2. Momo Inc. (NASDAQ: MOMO)

Number of Hedge Fund Holders: 25 

Momo Inc. (NASDAQ: MOMO) is a Chinese social media company founded in 2011. It is placed second on our list of 10 best dating stocks to buy now. The stock has returned more than 9% to investors year-to-date. In addition to social media services, the firm also owns and runs a dating application for young adults named Tantan. The services offered by the company are primarily mobile-based. It has a market cap of over $3.2 billion and posted more than $2.3 billion in revenue last year. 

On May 17, investment advisory Morgan Stanley downgraded Momo Inc. (NASDAQ: MOMO) stock to Underweight from Equal Weight on the back of regulatory concerns and uncertainty regarding the results of certain strategic changes made by the firm.

In quarterly earnings results posted on June 8, Momo Inc. (NASDAQ: MOMO) reported earnings per share of $0.44, beating market estimates by $0.11. The revenue over the period was close to $530 million, missing market predictions by $3 million. 

At the end of the first quarter of 2021, 25 hedge funds in the database of Insider Monkey held stakes worth $342.4 million in Momo Inc. (NASDAQ: MOMO), up from 24 in the preceding quarter worth $342.2 million. 

1. Match Group, Inc. (NASDAQ: MTCH)

Number of Hedge Fund Holders: 68    

Match Group, Inc. (NASDAQ: MTCH) is a Texas-based technology company that operates a bunch of online dating services.

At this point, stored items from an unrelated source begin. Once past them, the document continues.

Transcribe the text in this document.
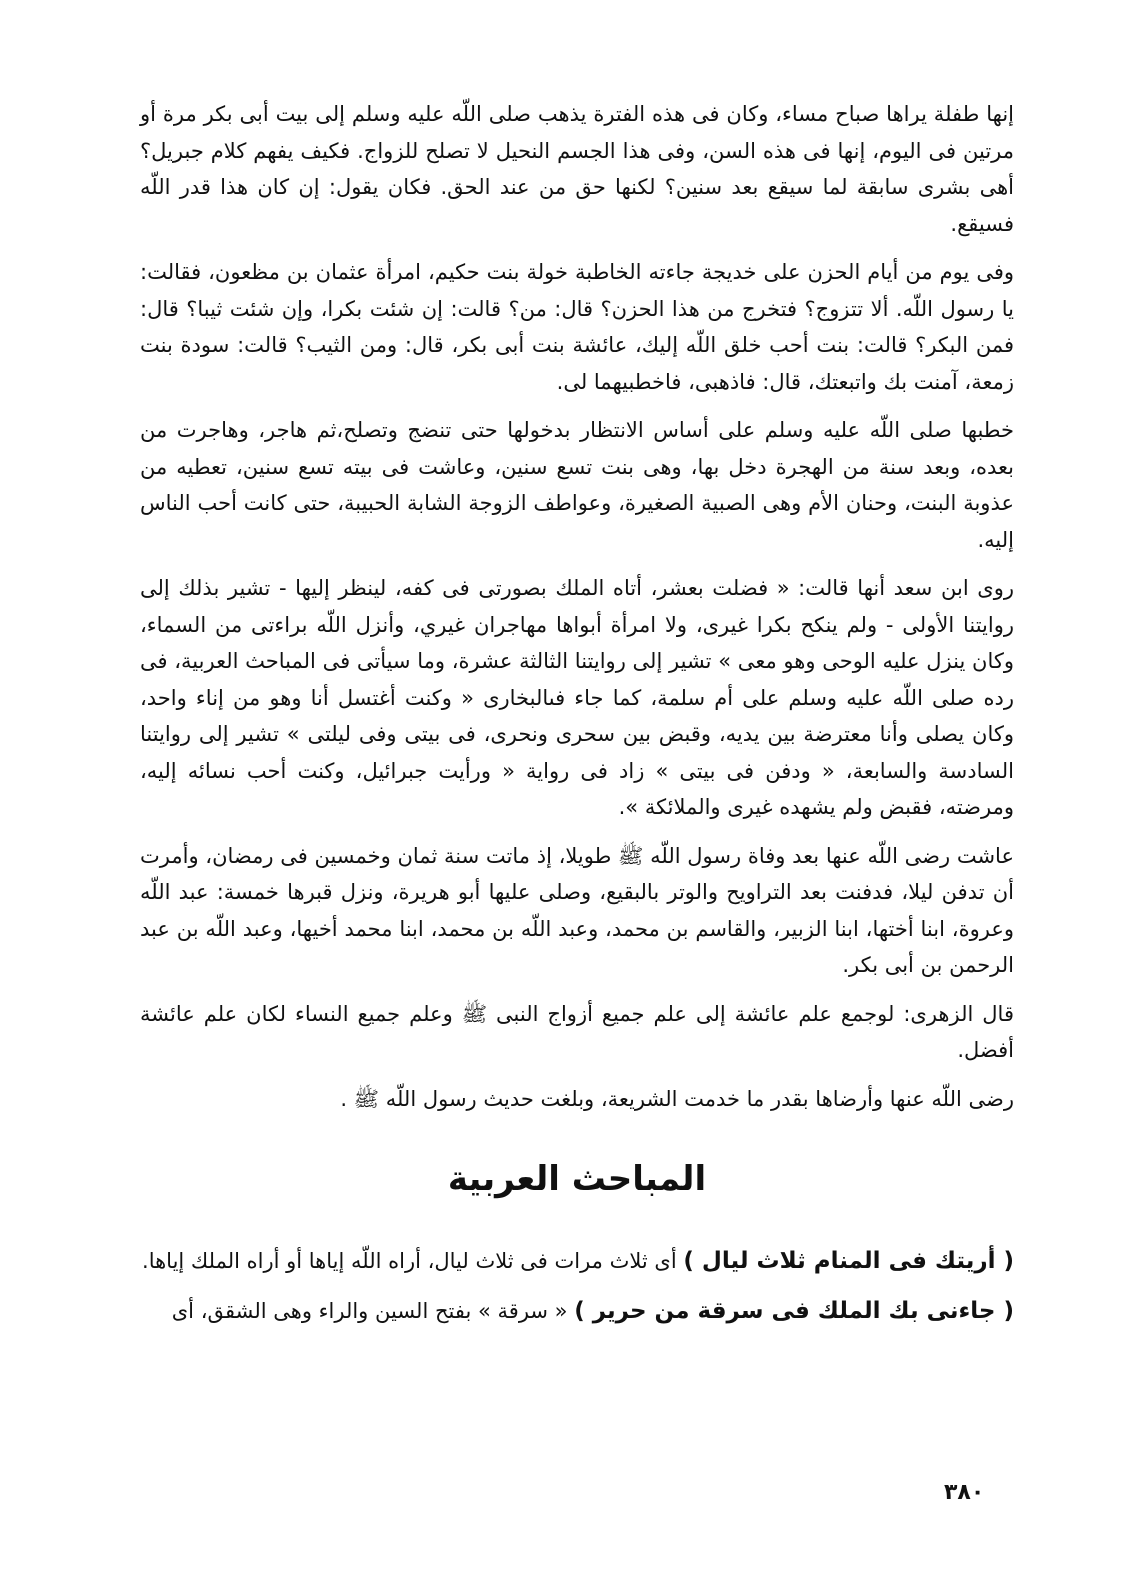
إنها طفلة يراها صباح مساء، وكان فى هذه الفترة يذهب صلى اللّه عليه وسلم إلى بيت أبى بكر مرة أو مرتين فى اليوم، إنها فى هذه السن، وفى هذا الجسم النحيل لا تصلح للزواج. فكيف يفهم كلام جبريل؟ أهى بشرى سابقة لما سيقع بعد سنين؟ لكنها حق من عند الحق. فكان يقول: إن كان هذا قدر اللّه فسيقع.

وفى يوم من أيام الحزن على خديجة جاءته الخاطبة خولة بنت حكيم، امرأة عثمان بن مظعون، فقالت: يا رسول اللّه. ألا تتزوج؟ فتخرج من هذا الحزن؟ قال: من؟ قالت: إن شئت بكرا، وإن شئت ثيبا؟ قال: فمن البكر؟ قالت: بنت أحب خلق اللّه إليك، عائشة بنت أبى بكر، قال: ومن الثيب؟ قالت: سودة بنت زمعة، آمنت بك واتبعتك، قال: فاذهبى، فاخطبيهما لى.

خطبها صلى اللّه عليه وسلم على أساس الانتظار بدخولها حتى تنضج وتصلح،ثم هاجر، وهاجرت من بعده، وبعد سنة من الهجرة دخل بها، وهى بنت تسع سنين، وعاشت فى بيته تسع سنين، تعطيه من عذوبة البنت، وحنان الأم وهى الصبية الصغيرة، وعواطف الزوجة الشابة الحبيبة، حتى كانت أحب الناس إليه.

روى ابن سعد أنها قالت: « فضلت بعشر، أتاه الملك بصورتى فى كفه، لينظر إليها - تشير بذلك إلى روايتنا الأولى - ولم ينكح بكرا غيرى، ولا امرأة أبواها مهاجران غيري، وأنزل اللّه براءتى من السماء، وكان ينزل عليه الوحى وهو معى » تشير إلى روايتنا الثالثة عشرة، وما سيأتى فى المباحث العربية، فى رده صلى اللّه عليه وسلم على أم سلمة، كما جاء فىالبخارى « وكنت أغتسل أنا وهو من إناء واحد، وكان يصلى وأنا معترضة بين يديه، وقبض بين سحرى ونحرى، فى بيتى وفى ليلتى » تشير إلى روايتنا السادسة والسابعة، « ودفن فى بيتى » زاد فى رواية « ورأيت جبرائيل، وكنت أحب نسائه إليه، ومرضته، فقبض ولم يشهده غيرى والملائكة ».

عاشت رضى اللّه عنها بعد وفاة رسول اللّه ﷺ طويلا، إذ ماتت سنة ثمان وخمسين فى رمضان، وأمرت أن تدفن ليلا، فدفنت بعد التراويح والوتر بالبقيع، وصلى عليها أبو هريرة، ونزل قبرها خمسة: عبد اللّه وعروة، ابنا أختها، ابنا الزبير، والقاسم بن محمد، وعبد اللّه بن محمد، ابنا محمد أخيها، وعبد اللّه بن عبد الرحمن بن أبى بكر.

قال الزهرى: لوجمع علم عائشة إلى علم جميع أزواج النبى ﷺ وعلم جميع النساء لكان علم عائشة أفضل.

رضى اللّه عنها وأرضاها بقدر ما خدمت الشريعة، وبلغت حديث رسول اللّه ﷺ .

المباحث العربية

( أريتك فى المنام ثلاث ليال ) أى ثلاث مرات فى ثلاث ليال، أراه اللّه إياها أو أراه الملك إياها.

( جاءنى بك الملك فى سرقة من حرير ) « سرقة » بفتح السين والراء وهى الشقق، أى

٣٨٠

It was founded in 2009 and is ranked first on our list of 10 best dating stocks to buy now. Some of the dating platforms it operates include Tinder, Match.com, Meetic, OkCupid, Hinge, PlentyOfFish, Ship, and OurTime, among others. Millions of users worldwide use the services offered by the company. 

Match Group, Inc. (NASDAQ: MTCH) posted quarterly earnings on May 4, reporting earnings per share of $0.57, beating market estimates by $0.19. The revenue over the period was more than $660 million, up 22% year-on-year.

At the end of the first quarter of 2021, 68 hedge funds in the database of Insider Monkey held stakes worth $2.9 billion in Match Group, Inc. (NASDAQ: MTCH), down from 72 in the preceding quarter worth $3.7 billion.

In its Q1 2021 investor letter, ClearBridge Investments, an asset management firm, highlighted a few stocks and Match Group, Inc. (NASDAQ: MTCH) was one of them. Here is what the fund said:

“In addition to the new issue market, we have been tactically adding growth exposure. Our largest new position was Match Group, the global leader in the online dating space that was spun off by Interactive Corp. in 2020. Singles have put their life plans on hold during the pandemic but continue to want to meet people. Match was negative impacted by COVID, especially in markets like India, but the business is very profitable with high margins and is driving growth through international expansion, increasing users and better monetization and engagement.”